Pour l’instant, il est donc peu probable que le pays entre en éruption et que des violences éclatent aux quatre coins du pays, à l’image de 2007. Les troubles de ces derniers jours demeurent d’ailleurs ultra-localisés, cantonnés en majorité à une poignée de quartiers Luos (l’ethnie d’Odinga) dans la ville de Kisumu (ouest) et dans les bidonvilles de Nairobi. Dans tout le reste du pays, la situation est calme. La vie suit son court.

Troisièmement, il existe des forces à l’œuvre pour « retenir » Odinga et l’empêcher de déclencher des émeutes. Car « Raila » n’est pas seul maître de l’opposition. Officiellement, il n’est d’ailleurs que le « porte-drapeau » de la coalition Super Alliance Nationale (NASA) rassemblant une dizaine de partis et dirigée par un « pentagone » hétéroclite de cinq leaders, tels Musalia Mudavadi (son directeur de campagne) ou Kalonzo Musyoka (son colistier). Ces derniers, de 10 à 20 ans moins âgés qu’Odinga et issus de tribus différentes, se rêvent un destin politique bien au-delà de 2017 et n’ont pas intérêt à voir le Kenya sombrer dans le chaos. « Au sein de l’opposition, on peut déjà discerner en arrière-plan déjà de grosses dissensions sur la marche à suivre », confiait jeudi une observatrice avisée de la politique kényane.

Autre garde-fou : les élus de terrain.

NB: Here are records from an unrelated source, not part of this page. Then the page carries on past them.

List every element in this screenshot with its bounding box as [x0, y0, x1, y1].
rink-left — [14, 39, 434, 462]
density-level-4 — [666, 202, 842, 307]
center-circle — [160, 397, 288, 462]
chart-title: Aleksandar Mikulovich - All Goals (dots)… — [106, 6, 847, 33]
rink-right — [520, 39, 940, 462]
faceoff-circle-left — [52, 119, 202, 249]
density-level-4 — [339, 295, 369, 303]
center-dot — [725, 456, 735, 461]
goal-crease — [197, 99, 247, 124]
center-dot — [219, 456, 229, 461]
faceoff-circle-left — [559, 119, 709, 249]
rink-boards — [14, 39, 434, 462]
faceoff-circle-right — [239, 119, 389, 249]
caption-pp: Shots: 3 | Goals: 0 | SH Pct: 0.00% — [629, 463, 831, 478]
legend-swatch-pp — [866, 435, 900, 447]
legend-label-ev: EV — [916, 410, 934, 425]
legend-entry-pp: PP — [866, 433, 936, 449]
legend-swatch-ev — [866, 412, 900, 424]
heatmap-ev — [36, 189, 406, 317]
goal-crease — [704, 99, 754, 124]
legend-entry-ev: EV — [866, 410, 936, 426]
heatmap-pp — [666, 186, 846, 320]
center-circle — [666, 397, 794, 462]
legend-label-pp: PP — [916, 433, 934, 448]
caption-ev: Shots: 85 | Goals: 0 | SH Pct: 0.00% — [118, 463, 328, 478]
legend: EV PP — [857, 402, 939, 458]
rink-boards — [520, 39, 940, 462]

Le scrutin de mardi était en effet une élection générale : les Kényans élisaient leur président, mais aussi leurs parlementaires, gouverneurs de comtés et représentant aux assemblées locales. Autant d’heureux élus, venant tout juste de remporter à la force du poignet des postes prestigieux après des mois de bataille acharnée (et des millions d’euros dépensés). Au sein de l’opposition, eux non plus n’ont pas intérêt à renverser la table.

Odinga, « le mystérieux »

Enfin, il y a la psychologie compliquée de Raila Odinga. A 72 ans, « Agwambo », « le mystérieux », comme on le surnomme, mène sa quatrième et dernière présidentielle. Et la défaite à venir semble l’atteindre jusque dans sa chaire. La mine sombre et les yeux rougis, le vieux leader n’a pas pris la parole lors du point presse de jeudi – lui qui pourtant ne refuse d’ordinaire jamais un micro tendu.

Mais Odinga est-il vraiment un jusqu’au-boutiste ? Souhaite-t-il sortir de l’histoire avec du sang sur les mains ? Beaucoup en doutent. « Autant il désire le pouvoir depuis des décennies. Autant il est aussi préoccupé par son pays et son héritage », veut croire Nic Cheeseman, expert de la politique kényane. Pour l’instant, Odinga appelle ses partisans au calme. « Tout cela, au final, pourrait n’être qu’un un baroud d’honneur », croit un diplomate en poste à Nairobi, bon connaisseur du personnage. Un dernier tour de piste pour cet acteur hors-norme, qui pourrait faire au passage faire de nombreuses victimes.